The process of selling a house begins with setting the asking price for the property. Although it may seem lucrative to start by setting a high list price, it can actually harm your chances of selling the property in a number of ways. Let’s take a look at four ways that overpricing your home can make your home sale more difficult.
1. You’ll Miss Potential Buyers:
If your home is overpriced, you’re going to have a tough time connecting with your target buyer market. Why? Because most buyers put in a max high price into their criteria as they search for properties. While some may include homes a little above their budget to capture overpriced properties, many won’t.
2. Your Listing Will Stand Out as Overpriced:
Remember that buyers are looking at dozens of homes in your area that have very similar criteria. If a home is way overpriced, a well-researched home shopper will be able to spot it from a mile away. While buyers usually do expect to do some negotiating, they don’t want to waste time fighting for a fair price with the property owner – especially in a market with solid inventory.
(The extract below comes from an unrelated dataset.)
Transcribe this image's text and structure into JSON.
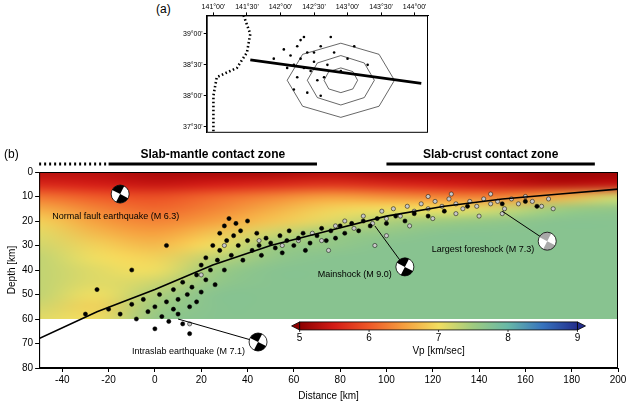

3. Buyers Will be Turned Off by Negotiations:
If a buyer is interested in your home but realizes that they’re going to have to negotiate to get the price into their comfort zone, odds are they’ll end up with another house. It’s difficult to plan a home purchase working with theoretical numbers that may or may come to fruition at the offer table.
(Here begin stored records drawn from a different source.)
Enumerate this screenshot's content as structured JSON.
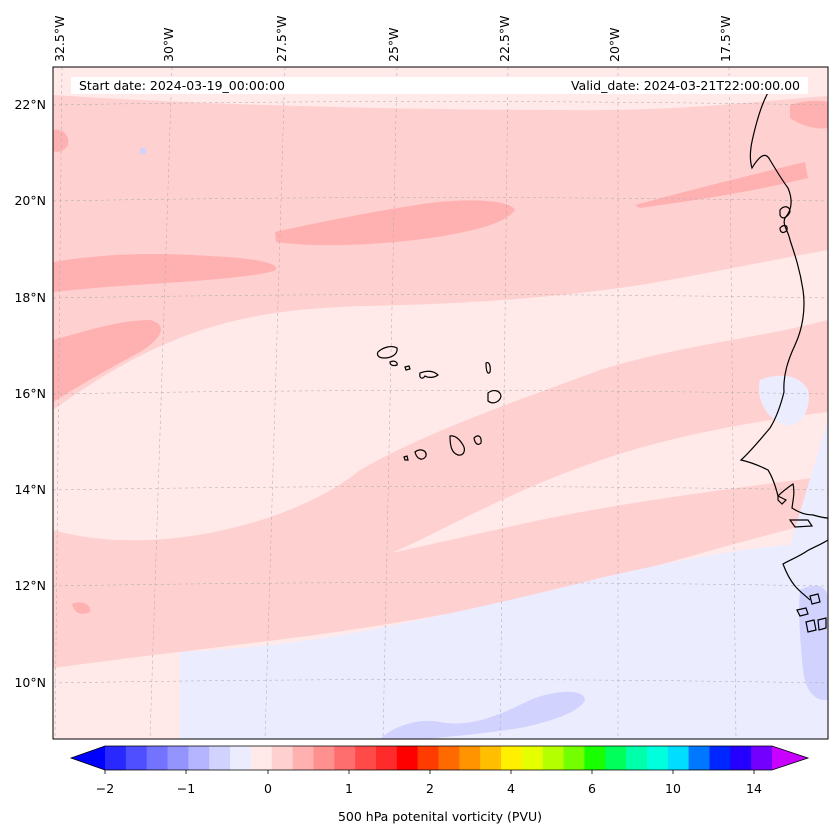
{
  "map": {
    "longitude_labels": [
      "32.5°W",
      "30°W",
      "27.5°W",
      "25°W",
      "22.5°W",
      "20°W",
      "17.5°W"
    ],
    "latitude_labels": [
      "22°N",
      "20°N",
      "18°N",
      "16°N",
      "14°N",
      "12°N",
      "10°N"
    ],
    "start_date": "Start date: 2024-03-19_00:00:00",
    "valid_date": "Valid_date: 2024-03-21T22:00:00.00",
    "gridlines": true,
    "extent": {
      "lon": [
        -32.5,
        -15.0
      ],
      "lat": [
        9.0,
        22.8
      ]
    }
  },
  "colorbar": {
    "label": "500 hPa potenital vorticity (PVU)",
    "tick_labels": [
      "−2",
      "−1",
      "0",
      "1",
      "2",
      "4",
      "6",
      "10",
      "14"
    ],
    "extend": "both",
    "colors": [
      "#0000ff",
      "#2828ff",
      "#4f4fff",
      "#7373ff",
      "#9494ff",
      "#b4b4ff",
      "#d2d2ff",
      "#ececff",
      "#ffe9e9",
      "#ffd0d0",
      "#ffb1b1",
      "#ff9090",
      "#ff6e6e",
      "#ff4a4a",
      "#ff2a2a",
      "#ff0000",
      "#ff3c00",
      "#ff6a00",
      "#ff9400",
      "#ffbf00",
      "#ffef00",
      "#e6ff00",
      "#b4ff00",
      "#73ff00",
      "#19ff00",
      "#00ff5a",
      "#00ffaa",
      "#00ffdd",
      "#00ddff",
      "#0077ff",
      "#0026ff",
      "#2600ff",
      "#7300ff",
      "#c800ff"
    ]
  },
  "field_colors": {
    "background": "#ffe9e9",
    "level_1": "#ffd0d0",
    "level_2": "#ffb1b1",
    "negative_1": "#ececff",
    "negative_2": "#d2d2ff",
    "coastline": "#000000"
  }
}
This is, perhaps, the most obvious reason it’s damaging to overprice your home. If you’re in a rush to sell, you’re going to have a much better experience if you price it right the first time. If your home is priced too high and you’re forced to do multiple price drops to generate buyer interest, it’s going to take longer to sell.
Now that you understand the risks involved with overpricing your home, make sure you set a fair price when you’re ready to list to increase the odds of selling your home quickly.